The opening line of the Bible — and why it changes how you see everything that follows.
The episode in a glance.
- 01The Bible begins with a declaration, not an argument.
- 02'In the beginning' means time itself had a starting point.
- 03'God created' — the universe is not accidental or chaotic.
- 04Everything that exists begins with a someone, not a something.
Read along.
Genesis 1:1 — 'In the beginning, God created the heavens and the earth.' It's the most famous opening line in literature. But it's more than literature. It's a declaration about reality.
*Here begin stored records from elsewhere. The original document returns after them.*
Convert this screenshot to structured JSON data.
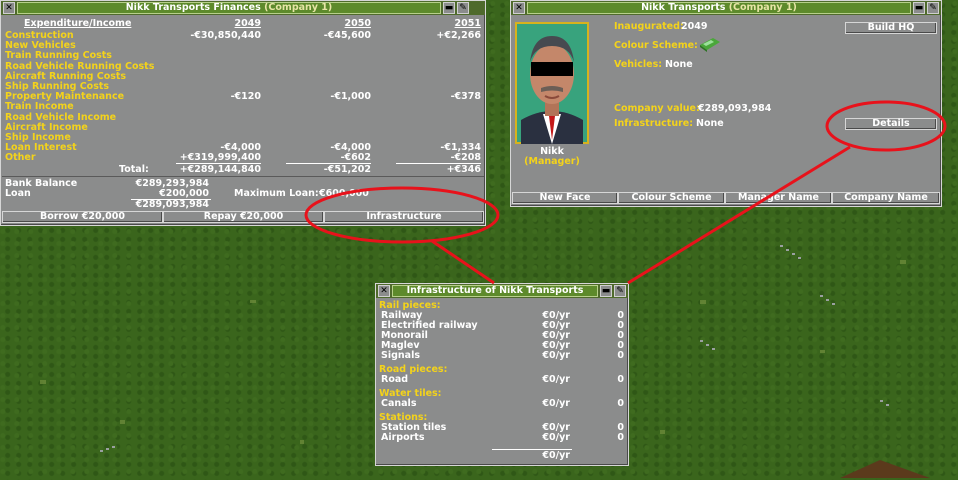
{
  "finances": {
    "title": "Nikk Transports Finances",
    "title_sub": "(Company 1)",
    "header_label": "Expenditure/Income",
    "years": [
      "2049",
      "2050",
      "2051"
    ],
    "rows": [
      {
        "label": "Construction",
        "values": [
          "-€30,850,440",
          "-€45,600",
          "+€2,266"
        ]
      },
      {
        "label": "New Vehicles",
        "values": [
          "",
          "",
          ""
        ]
      },
      {
        "label": "Train Running Costs",
        "values": [
          "",
          "",
          ""
        ]
      },
      {
        "label": "Road Vehicle Running Costs",
        "values": [
          "",
          "",
          ""
        ]
      },
      {
        "label": "Aircraft Running Costs",
        "values": [
          "",
          "",
          ""
        ]
      },
      {
        "label": "Ship Running Costs",
        "values": [
          "",
          "",
          ""
        ]
      },
      {
        "label": "Property Maintenance",
        "values": [
          "-€120",
          "-€1,000",
          "-€378"
        ]
      },
      {
        "label": "Train Income",
        "values": [
          "",
          "",
          ""
        ]
      },
      {
        "label": "Road Vehicle Income",
        "values": [
          "",
          "",
          ""
        ]
      },
      {
        "label": "Aircraft Income",
        "values": [
          "",
          "",
          ""
        ]
      },
      {
        "label": "Ship Income",
        "values": [
          "",
          "",
          ""
        ]
      },
      {
        "label": "Loan Interest",
        "values": [
          "-€4,000",
          "-€4,000",
          "-€1,334"
        ]
      },
      {
        "label": "Other",
        "values": [
          "+€319,999,400",
          "-€602",
          "-€208"
        ]
      }
    ],
    "total_label": "Total:",
    "totals": [
      "+€289,144,840",
      "-€51,202",
      "+€346"
    ],
    "bank_balance_label": "Bank Balance",
    "bank_balance": "€289,293,984",
    "loan_label": "Loan",
    "loan": "€200,000",
    "net": "€289,093,984",
    "max_loan_label": "Maximum Loan:",
    "max_loan": "€600,000",
    "buttons": {
      "borrow": "Borrow €20,000",
      "repay": "Repay €20,000",
      "infrastructure": "Infrastructure"
    }
  },
  "company": {
    "title": "Nikk Transports",
    "title_sub": "(Company 1)",
    "inaugurated_label": "Inaugurated:",
    "inaugurated": "2049",
    "colour_scheme_label": "Colour Scheme:",
    "vehicles_label": "Vehicles:",
    "vehicles": "None",
    "company_value_label": "Company value:",
    "company_value": "€289,093,984",
    "infrastructure_label": "Infrastructure:",
    "infrastructure": "None",
    "manager_name": "Nikk",
    "manager_role": "(Manager)",
    "buttons": {
      "build_hq": "Build HQ",
      "details": "Details",
      "new_face": "New Face",
      "colour_scheme": "Colour Scheme",
      "manager_name": "Manager Name",
      "company_name": "Company Name"
    }
  },
  "infrastructure": {
    "title": "Infrastructure of Nikk Transports",
    "sections": [
      {
        "heading": "Rail pieces:",
        "items": [
          {
            "label": "Railway",
            "cost": "€0/yr",
            "count": "0"
          },
          {
            "label": "Electrified railway",
            "cost": "€0/yr",
            "count": "0"
          },
          {
            "label": "Monorail",
            "cost": "€0/yr",
            "count": "0"
          },
          {
            "label": "Maglev",
            "cost": "€0/yr",
            "count": "0"
          },
          {
            "label": "Signals",
            "cost": "€0/yr",
            "count": "0"
          }
        ]
      },
      {
        "heading": "Road pieces:",
        "items": [
          {
            "label": "Road",
            "cost": "€0/yr",
            "count": "0"
          }
        ]
      },
      {
        "heading": "Water tiles:",
        "items": [
          {
            "label": "Canals",
            "cost": "€0/yr",
            "count": "0"
          }
        ]
      },
      {
        "heading": "Stations:",
        "items": [
          {
            "label": "Station tiles",
            "cost": "€0/yr",
            "count": "0"
          },
          {
            "label": "Airports",
            "cost": "€0/yr",
            "count": "0"
          }
        ]
      }
    ],
    "total": "€0/yr"
  },
  "colors": {
    "label_yellow": "#f4d31a",
    "title_green": "#5d8a2b",
    "panel_gray": "#8b8c8c",
    "annotation_red": "#e8121b"
  }
}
The Bible doesn't begin with a proof. It begins with a statement. In the beginning, God. No debate, no preamble, no defense. The author assumes you either accept this or you don't — and then moves forward from there.
'In the beginning' means time itself is created. There was a when before there was a when. That's not something human intuition handles well. We're inside time. The Bible says someone outside time made it.
'God created' — the verb is active. The universe is not an accident, not an explosion of nothing into something for no reason. It's the product of intention. Someone wanted this. Someone made this. Someone called it good.
That's the foundation. Before the story of Israel, before the law, before the prophets, before the cross — there's this: the heavens and the earth are here because God spoke them into being. And if that's true, it changes how you read every page that follows.